On 15/11/2011 08:51, Dave Liquorice wrote:
On Tue, 15 Nov 2011 01:52:05 +0000, Timothy Murphy wrote:

It's a pity none of the cheap weather stations seem to work with

WiFi.
It would be nice to see the temperatures on the computer.

Would add a whole new sub-system to be "general public user
friendly". It would need a TCP/IP stack, web server and processor
capable of handling that. I suspect that these cheap weather

stations
just have a "weather station chip" rather than a GP processor
suitably programmed.


Maybe a Bluetooth chip?


Well it would provide the radio part but you'd still need a processor
capable of running a TCP/IP stack and webserver. One could dispense
with teh web server and use a host PC to establish a connections to
or from the Wx station to get the data and then provide the data
processing and web server but how many ordinary users have a web
server on their PC? To be useable for the masses the Wx station would
require to just coonect to the local lan configure itself and then be
contactable via a web interface.

LEDs, going dim, not heard of that, they temd to work or not work.

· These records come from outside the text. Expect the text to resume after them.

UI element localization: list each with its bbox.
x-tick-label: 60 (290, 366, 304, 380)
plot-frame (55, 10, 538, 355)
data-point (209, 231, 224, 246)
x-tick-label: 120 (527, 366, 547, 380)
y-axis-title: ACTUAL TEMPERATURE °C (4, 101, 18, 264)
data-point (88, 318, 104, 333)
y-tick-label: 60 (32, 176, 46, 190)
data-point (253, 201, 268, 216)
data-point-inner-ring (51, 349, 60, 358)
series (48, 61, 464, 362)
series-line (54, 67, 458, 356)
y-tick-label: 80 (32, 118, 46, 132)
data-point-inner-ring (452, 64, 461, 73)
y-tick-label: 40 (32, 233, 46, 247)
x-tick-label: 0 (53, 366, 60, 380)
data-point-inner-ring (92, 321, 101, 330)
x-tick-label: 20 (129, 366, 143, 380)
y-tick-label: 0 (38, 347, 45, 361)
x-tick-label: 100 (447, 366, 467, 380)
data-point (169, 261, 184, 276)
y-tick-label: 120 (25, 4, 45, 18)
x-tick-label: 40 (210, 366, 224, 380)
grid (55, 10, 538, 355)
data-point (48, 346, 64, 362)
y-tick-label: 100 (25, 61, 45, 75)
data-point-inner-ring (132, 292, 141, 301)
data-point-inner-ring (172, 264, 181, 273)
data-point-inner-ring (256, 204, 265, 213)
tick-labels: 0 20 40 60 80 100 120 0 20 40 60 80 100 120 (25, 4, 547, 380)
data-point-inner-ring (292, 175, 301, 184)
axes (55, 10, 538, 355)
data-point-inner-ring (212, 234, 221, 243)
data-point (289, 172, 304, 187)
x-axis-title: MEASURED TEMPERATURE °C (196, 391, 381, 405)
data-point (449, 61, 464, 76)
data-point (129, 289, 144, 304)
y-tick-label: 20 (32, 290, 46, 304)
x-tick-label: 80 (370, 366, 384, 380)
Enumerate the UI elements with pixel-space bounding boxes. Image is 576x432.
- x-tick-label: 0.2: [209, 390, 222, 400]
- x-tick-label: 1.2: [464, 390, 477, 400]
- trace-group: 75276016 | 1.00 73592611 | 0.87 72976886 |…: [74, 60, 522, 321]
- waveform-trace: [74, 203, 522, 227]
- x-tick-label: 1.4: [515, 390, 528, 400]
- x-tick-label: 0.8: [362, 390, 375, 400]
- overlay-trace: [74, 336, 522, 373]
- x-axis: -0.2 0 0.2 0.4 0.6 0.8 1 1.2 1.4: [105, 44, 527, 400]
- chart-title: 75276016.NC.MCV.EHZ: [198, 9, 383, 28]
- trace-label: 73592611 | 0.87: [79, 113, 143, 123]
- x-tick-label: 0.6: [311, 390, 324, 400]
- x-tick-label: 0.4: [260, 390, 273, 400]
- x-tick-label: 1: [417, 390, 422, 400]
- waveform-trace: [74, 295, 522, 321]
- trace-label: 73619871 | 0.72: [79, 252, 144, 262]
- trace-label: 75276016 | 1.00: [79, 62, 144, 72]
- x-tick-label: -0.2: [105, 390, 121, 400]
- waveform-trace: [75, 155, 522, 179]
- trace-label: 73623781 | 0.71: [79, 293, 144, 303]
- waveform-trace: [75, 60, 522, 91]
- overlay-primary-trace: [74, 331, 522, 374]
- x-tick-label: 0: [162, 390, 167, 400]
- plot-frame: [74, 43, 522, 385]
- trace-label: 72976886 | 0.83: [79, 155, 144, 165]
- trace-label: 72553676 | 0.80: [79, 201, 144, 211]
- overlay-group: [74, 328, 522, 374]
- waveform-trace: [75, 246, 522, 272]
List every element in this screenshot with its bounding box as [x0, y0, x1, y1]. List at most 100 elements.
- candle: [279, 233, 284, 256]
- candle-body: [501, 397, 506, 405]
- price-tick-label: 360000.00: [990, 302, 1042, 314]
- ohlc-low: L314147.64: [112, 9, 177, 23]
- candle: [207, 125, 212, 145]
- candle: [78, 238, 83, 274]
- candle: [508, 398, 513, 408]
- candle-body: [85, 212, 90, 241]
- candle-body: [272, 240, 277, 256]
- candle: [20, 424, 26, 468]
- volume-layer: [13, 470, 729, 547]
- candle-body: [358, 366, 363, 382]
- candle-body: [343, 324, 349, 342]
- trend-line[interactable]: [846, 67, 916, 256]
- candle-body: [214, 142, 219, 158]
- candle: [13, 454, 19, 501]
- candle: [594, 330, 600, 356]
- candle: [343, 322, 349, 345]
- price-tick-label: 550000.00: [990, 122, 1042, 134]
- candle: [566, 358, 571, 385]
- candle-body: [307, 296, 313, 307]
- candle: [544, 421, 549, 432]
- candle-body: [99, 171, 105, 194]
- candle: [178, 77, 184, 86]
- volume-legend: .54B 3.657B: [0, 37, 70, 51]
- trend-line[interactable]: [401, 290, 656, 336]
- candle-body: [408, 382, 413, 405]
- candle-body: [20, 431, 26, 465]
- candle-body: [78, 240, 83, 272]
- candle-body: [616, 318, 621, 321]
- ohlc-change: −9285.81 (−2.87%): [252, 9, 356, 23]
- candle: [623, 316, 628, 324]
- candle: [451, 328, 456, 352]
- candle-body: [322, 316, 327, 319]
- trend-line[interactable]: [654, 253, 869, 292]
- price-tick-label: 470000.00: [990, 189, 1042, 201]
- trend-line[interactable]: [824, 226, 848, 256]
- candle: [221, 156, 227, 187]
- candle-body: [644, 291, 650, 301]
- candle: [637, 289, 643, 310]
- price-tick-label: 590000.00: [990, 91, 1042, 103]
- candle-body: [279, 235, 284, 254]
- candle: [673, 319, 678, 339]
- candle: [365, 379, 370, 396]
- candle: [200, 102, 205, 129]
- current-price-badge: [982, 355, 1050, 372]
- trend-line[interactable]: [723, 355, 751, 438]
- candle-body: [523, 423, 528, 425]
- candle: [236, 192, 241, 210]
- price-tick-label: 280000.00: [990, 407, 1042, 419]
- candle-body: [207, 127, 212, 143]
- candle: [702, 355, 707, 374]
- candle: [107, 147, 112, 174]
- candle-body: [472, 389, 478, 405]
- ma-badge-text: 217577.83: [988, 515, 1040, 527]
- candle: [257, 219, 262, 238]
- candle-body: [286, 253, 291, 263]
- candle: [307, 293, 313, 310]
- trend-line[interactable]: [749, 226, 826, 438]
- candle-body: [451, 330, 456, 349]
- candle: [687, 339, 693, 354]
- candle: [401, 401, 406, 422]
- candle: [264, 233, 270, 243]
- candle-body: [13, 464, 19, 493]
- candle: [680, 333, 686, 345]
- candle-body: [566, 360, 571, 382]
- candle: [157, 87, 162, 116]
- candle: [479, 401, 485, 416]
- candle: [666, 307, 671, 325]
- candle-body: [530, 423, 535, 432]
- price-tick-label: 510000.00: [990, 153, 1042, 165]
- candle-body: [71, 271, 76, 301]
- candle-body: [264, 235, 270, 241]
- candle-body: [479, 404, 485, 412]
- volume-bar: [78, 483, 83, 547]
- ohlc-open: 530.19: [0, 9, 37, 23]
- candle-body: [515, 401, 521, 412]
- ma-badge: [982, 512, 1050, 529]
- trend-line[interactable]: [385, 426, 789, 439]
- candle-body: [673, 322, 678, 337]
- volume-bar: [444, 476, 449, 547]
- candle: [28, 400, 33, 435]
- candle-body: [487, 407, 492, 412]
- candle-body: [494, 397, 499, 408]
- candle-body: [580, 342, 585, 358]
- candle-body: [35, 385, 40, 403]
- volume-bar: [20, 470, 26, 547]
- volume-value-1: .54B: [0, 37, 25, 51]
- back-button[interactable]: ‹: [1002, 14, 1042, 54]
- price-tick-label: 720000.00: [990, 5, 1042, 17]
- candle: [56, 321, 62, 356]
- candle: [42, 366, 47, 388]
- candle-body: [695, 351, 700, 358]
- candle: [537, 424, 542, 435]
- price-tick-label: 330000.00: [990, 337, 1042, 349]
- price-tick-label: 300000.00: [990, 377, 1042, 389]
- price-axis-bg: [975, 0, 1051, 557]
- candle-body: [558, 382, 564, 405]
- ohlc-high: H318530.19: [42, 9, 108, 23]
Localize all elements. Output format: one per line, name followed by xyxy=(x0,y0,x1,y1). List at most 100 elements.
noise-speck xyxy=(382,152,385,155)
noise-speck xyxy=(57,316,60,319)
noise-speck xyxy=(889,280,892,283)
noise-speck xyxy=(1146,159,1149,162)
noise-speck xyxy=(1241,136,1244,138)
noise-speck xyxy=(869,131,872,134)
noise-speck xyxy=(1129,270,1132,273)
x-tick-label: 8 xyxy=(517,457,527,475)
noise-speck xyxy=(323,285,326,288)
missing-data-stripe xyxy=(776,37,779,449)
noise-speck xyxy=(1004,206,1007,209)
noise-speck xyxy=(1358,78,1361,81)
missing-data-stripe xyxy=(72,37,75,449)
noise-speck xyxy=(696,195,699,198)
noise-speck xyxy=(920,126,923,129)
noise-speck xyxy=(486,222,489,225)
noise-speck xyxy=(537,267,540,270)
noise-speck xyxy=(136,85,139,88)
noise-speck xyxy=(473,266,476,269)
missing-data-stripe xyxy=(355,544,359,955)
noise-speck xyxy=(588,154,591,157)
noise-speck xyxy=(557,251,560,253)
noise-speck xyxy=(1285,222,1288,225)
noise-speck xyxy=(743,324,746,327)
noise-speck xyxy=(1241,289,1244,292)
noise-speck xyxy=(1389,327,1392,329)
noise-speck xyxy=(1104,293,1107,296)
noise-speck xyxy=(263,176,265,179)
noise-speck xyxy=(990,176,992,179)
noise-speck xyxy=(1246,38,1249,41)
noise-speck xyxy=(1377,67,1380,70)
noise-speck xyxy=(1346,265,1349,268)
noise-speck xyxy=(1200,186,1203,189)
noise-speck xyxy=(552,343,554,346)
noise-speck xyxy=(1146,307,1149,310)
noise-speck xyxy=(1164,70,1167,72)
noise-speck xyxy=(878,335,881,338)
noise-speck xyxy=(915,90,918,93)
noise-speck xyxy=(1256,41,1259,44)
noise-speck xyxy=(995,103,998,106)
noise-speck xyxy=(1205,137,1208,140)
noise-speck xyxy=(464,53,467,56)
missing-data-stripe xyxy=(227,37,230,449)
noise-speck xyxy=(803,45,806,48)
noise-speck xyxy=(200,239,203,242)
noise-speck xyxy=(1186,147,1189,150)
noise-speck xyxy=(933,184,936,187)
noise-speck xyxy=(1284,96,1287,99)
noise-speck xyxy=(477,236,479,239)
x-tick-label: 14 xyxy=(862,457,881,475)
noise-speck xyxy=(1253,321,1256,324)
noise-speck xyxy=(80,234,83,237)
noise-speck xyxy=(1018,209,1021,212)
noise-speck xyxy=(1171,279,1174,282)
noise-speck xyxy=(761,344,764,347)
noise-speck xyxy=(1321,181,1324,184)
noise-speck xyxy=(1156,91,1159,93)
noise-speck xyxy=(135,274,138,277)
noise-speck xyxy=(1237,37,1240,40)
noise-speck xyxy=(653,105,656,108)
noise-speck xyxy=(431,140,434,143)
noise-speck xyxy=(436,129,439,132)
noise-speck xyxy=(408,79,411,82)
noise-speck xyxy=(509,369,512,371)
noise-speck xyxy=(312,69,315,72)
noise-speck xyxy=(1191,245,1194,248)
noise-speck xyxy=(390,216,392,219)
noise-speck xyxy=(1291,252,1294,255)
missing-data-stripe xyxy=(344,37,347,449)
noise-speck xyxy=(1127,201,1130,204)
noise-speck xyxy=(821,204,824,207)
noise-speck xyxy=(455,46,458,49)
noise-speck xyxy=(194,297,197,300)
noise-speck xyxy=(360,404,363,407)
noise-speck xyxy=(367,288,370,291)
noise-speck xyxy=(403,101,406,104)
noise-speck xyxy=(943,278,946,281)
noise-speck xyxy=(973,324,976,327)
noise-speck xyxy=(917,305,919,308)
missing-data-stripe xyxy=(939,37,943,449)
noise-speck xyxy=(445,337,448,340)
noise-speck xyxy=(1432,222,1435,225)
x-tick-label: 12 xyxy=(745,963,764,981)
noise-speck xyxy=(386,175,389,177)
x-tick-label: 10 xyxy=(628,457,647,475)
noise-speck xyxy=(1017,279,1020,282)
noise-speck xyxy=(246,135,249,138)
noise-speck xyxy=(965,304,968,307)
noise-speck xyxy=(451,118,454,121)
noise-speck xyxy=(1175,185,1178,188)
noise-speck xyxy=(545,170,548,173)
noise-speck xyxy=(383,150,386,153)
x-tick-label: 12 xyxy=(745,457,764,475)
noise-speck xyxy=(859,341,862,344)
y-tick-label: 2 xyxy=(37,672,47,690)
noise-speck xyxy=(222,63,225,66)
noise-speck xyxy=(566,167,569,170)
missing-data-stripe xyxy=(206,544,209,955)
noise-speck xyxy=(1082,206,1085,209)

Actually the high power LEDs do dim a bit with age. The light flux out
of the junction is strong enough that combined with the thermal load it
will denature the clear epoxy plastic of the packaging. Not normally a
problem with ordinary display indicator LEDs though.

Do
you really mean LEDs? They tend to be power hungry and all the
weather stations I have seen have LCD displays. The latter can

lose
contrast with age, there *might* be a contrast adjustment inside.


Could perfectly well be LCD displays.
I'm not too clear on the difference.


LEDs are Light Emmiting Diodes, they emit light from the segments
that make up a character or indicator. LCDs reley on a reflective
backing and or a backlight that illuminates the entire display area
with the segments appear black against the backlight. Some LCD
displays are the inverse, a generally black background through which
the black shows for the charcter segments.

Is there any way of reviving an ancient LCD display?


There might be a contrast adjustment inside the unit.


Although usually swapping the battery for a fresh one will be good
enough to restore sufficient LCD display contrast. If the LCD display is
so old that its liquid crystals have given up the ghost then there is
not much you can do about it. The LCD strip thermometers tend to fail
that way either showing every temperature or none.